In fact, we have just a few banks in Nigeria; the rest are BOILER ROOMS, who engage in pressure-selling useless and deceptive products to unknowing customers.  One of the BOILER ROOMS, who had a testy relationship with you personally, promises little girls and boys (barely youth corpers) the latest Honda Accord if they bring in N1billion.  What are we doing to our society?  Sorry I have absolutely no respect for these guys!!

They have no right whatsoever, to promote girls whose only ability is to con, tease or seduce money out of government officials, over and above honest strivers, who may not have yellow legs.  They should be held responsible for facilitating corruption and then turning around as individuals, to blame ‘Government’ for the abyss that Nigeria has found itself today.  Banks are central to EVERY major corruption scam in this country, as the ones who facilitate movement of money, many times deliberately.  Some even offer money-laundering products to government officials and openly encourage this stealing.

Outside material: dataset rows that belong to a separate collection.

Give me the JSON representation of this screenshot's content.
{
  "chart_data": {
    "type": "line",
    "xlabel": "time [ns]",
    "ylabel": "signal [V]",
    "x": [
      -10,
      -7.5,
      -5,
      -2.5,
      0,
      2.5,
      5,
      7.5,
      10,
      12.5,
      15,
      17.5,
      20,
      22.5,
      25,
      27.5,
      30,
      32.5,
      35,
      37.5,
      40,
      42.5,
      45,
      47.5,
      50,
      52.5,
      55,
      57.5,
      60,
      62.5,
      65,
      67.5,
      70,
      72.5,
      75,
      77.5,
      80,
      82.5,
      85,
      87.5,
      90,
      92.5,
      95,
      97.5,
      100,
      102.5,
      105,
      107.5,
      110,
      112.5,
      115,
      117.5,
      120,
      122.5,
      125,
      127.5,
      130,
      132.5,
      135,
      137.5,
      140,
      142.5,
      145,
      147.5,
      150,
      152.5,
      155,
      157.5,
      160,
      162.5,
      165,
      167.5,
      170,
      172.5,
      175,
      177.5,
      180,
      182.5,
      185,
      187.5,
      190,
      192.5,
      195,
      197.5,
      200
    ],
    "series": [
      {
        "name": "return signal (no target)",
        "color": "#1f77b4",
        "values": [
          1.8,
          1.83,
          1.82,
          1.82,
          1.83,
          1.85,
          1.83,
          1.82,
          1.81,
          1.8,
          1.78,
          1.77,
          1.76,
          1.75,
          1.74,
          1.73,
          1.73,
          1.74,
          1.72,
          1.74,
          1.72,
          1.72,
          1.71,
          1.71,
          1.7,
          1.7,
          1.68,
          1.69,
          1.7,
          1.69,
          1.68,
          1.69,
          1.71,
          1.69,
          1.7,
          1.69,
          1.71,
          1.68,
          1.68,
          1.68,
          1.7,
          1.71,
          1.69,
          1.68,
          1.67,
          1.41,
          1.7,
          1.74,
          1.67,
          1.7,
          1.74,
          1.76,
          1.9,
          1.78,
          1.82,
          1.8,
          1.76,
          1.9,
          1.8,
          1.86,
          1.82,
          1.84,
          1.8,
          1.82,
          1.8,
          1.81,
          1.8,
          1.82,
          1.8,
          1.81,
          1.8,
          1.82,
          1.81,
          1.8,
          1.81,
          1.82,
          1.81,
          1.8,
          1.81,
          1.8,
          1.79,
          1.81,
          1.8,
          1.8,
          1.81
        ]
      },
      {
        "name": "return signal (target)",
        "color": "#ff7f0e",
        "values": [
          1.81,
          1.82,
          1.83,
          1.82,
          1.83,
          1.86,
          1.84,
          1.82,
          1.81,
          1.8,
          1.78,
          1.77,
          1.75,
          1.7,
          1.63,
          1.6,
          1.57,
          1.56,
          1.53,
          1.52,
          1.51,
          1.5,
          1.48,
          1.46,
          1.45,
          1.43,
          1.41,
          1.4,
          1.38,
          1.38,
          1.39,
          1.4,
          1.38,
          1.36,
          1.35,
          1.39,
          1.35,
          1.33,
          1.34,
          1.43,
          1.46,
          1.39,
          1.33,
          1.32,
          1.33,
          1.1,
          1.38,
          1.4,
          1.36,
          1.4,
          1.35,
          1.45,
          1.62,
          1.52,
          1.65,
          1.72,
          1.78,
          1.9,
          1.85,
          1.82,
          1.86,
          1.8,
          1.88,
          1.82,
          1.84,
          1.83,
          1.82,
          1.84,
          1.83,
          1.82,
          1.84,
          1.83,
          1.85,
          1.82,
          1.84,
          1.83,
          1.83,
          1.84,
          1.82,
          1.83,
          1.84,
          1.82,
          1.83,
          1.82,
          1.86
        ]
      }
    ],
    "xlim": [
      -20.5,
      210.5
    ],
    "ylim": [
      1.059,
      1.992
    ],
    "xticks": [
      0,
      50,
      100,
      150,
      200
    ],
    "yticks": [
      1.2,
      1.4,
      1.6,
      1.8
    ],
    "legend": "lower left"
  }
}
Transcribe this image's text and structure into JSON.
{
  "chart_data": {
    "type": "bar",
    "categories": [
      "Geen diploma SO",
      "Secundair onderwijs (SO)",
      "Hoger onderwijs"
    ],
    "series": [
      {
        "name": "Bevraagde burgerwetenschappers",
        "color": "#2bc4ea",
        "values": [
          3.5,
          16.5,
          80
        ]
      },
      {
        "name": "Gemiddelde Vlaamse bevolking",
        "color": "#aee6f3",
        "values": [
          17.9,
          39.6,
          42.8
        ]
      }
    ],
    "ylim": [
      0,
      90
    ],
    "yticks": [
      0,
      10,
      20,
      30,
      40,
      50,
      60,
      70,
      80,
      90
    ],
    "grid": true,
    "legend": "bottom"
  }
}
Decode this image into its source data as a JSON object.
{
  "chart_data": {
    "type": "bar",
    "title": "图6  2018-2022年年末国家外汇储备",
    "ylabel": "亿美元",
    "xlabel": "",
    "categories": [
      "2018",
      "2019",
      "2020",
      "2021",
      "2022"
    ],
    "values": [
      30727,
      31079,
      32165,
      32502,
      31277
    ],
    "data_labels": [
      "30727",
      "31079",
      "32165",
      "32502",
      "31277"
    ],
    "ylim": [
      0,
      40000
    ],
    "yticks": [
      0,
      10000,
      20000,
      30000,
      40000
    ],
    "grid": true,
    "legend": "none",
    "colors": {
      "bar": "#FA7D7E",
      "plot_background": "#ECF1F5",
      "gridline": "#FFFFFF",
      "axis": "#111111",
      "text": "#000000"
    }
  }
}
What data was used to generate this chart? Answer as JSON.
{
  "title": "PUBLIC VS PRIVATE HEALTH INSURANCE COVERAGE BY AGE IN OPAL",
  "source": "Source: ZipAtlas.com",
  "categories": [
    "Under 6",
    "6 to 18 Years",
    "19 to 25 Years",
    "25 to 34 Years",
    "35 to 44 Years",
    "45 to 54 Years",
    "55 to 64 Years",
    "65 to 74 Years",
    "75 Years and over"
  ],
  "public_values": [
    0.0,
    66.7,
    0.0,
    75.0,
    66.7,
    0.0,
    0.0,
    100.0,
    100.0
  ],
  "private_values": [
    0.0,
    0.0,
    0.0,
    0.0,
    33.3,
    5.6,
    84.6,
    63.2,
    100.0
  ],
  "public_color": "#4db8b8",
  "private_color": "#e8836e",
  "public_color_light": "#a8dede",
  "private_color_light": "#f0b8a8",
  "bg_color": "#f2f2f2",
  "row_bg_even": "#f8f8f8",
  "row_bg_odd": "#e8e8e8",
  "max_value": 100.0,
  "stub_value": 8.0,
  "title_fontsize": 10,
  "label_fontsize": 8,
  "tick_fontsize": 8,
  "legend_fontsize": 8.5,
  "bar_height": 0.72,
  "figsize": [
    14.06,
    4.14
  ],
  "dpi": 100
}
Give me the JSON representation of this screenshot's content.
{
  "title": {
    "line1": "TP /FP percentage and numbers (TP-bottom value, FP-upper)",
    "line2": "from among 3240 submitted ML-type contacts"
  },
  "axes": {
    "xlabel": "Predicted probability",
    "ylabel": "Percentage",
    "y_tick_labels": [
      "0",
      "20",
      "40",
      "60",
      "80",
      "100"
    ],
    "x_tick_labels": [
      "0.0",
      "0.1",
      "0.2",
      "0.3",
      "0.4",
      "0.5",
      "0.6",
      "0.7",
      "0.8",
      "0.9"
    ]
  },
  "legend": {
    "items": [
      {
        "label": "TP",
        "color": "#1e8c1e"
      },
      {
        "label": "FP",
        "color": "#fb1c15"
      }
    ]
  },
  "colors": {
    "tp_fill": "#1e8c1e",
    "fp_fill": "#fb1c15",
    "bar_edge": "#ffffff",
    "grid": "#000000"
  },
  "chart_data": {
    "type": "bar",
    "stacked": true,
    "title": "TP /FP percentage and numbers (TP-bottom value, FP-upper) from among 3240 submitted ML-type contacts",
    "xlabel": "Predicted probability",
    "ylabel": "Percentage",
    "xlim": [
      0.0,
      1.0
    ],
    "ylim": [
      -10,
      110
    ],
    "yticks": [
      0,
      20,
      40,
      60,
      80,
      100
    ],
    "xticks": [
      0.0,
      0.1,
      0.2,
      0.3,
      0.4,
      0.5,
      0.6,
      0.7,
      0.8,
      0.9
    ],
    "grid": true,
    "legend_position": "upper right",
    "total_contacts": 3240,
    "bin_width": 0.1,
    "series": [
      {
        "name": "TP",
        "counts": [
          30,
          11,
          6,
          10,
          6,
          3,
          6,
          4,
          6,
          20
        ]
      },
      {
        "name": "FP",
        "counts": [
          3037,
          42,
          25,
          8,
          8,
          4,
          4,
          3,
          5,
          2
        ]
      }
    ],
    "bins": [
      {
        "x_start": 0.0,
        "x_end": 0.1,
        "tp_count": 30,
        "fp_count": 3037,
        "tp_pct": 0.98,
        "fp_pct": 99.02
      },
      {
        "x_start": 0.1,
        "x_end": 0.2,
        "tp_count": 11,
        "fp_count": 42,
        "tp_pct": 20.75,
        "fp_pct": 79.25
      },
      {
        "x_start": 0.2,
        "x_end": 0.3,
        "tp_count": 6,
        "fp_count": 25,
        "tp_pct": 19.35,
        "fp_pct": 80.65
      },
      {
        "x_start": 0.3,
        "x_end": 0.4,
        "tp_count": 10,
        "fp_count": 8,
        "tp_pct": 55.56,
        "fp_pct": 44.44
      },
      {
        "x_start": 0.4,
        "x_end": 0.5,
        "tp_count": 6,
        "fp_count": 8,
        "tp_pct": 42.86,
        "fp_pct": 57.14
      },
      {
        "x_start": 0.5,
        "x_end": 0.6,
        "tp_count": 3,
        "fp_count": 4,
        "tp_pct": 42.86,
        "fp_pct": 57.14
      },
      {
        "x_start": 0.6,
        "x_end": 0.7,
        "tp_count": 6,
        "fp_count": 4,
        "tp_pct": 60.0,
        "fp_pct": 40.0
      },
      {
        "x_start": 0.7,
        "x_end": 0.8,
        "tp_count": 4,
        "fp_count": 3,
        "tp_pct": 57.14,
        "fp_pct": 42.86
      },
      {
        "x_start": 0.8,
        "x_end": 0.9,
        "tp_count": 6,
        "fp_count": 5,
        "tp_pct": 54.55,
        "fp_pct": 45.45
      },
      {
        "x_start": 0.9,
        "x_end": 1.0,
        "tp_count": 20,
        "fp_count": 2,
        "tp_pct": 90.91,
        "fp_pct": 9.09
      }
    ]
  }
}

Dear Sir, the real problem with banks in Nigeria is their bizarre business models. They compete on the wrong indices, and input too much ego in the running of their affairs.  Nowhere, repeat NOWHERE else in the world are bankers as flamboyant as they are in Nigeria (as a result of their many charges), and yet Nigeria is actually about the 20th poorest country per capita in the World today – an inverse of what we hope to achieve.  There is no doubt that the faulted business model run by the banks is putting tremendous pressure, like our call tariffs, on the well-being of Nigerians.  In this year when banks around the world are declaring reduced profits and writing off huge losses, no Nigerian bank intends to slow down; rather they declare even huger profits and report fatter balance sheets, pay themselves stupendous salaries and then complain to us all about ‘generating sets’ and diesel, as if we don’t all power our businesses, and homes, in the same manner.  Heck, even local farmers provide their own infrastructure!  

This is the time to reduce further risk asset creation (which necessitates all these crazy target-setting in the first place), and appropriately manage over-bloated, inefficient and delinquent bank balance sheets.  This is the time to pay reasonable salaries (some banks pay new graduates up to N4million per annum, while Directors in the civil service, after 25 years of service to this nation, earn a total salary of less than N2million per annum).  The joke, as they say, is on this country. This is the time to return to conservatism.  Please end cowboy banking.

Sir, I take the liberty to write to you, knowing full well that you would have done the same if you were in my shoes.  I mirror your bravery, and I know that being a bank MD or CBN Governor will not make you discard your pan-Nigerian, nay Pan-African views of sustainable  development to which the CBN and its reporting banks are central.  Congratulations. Sir!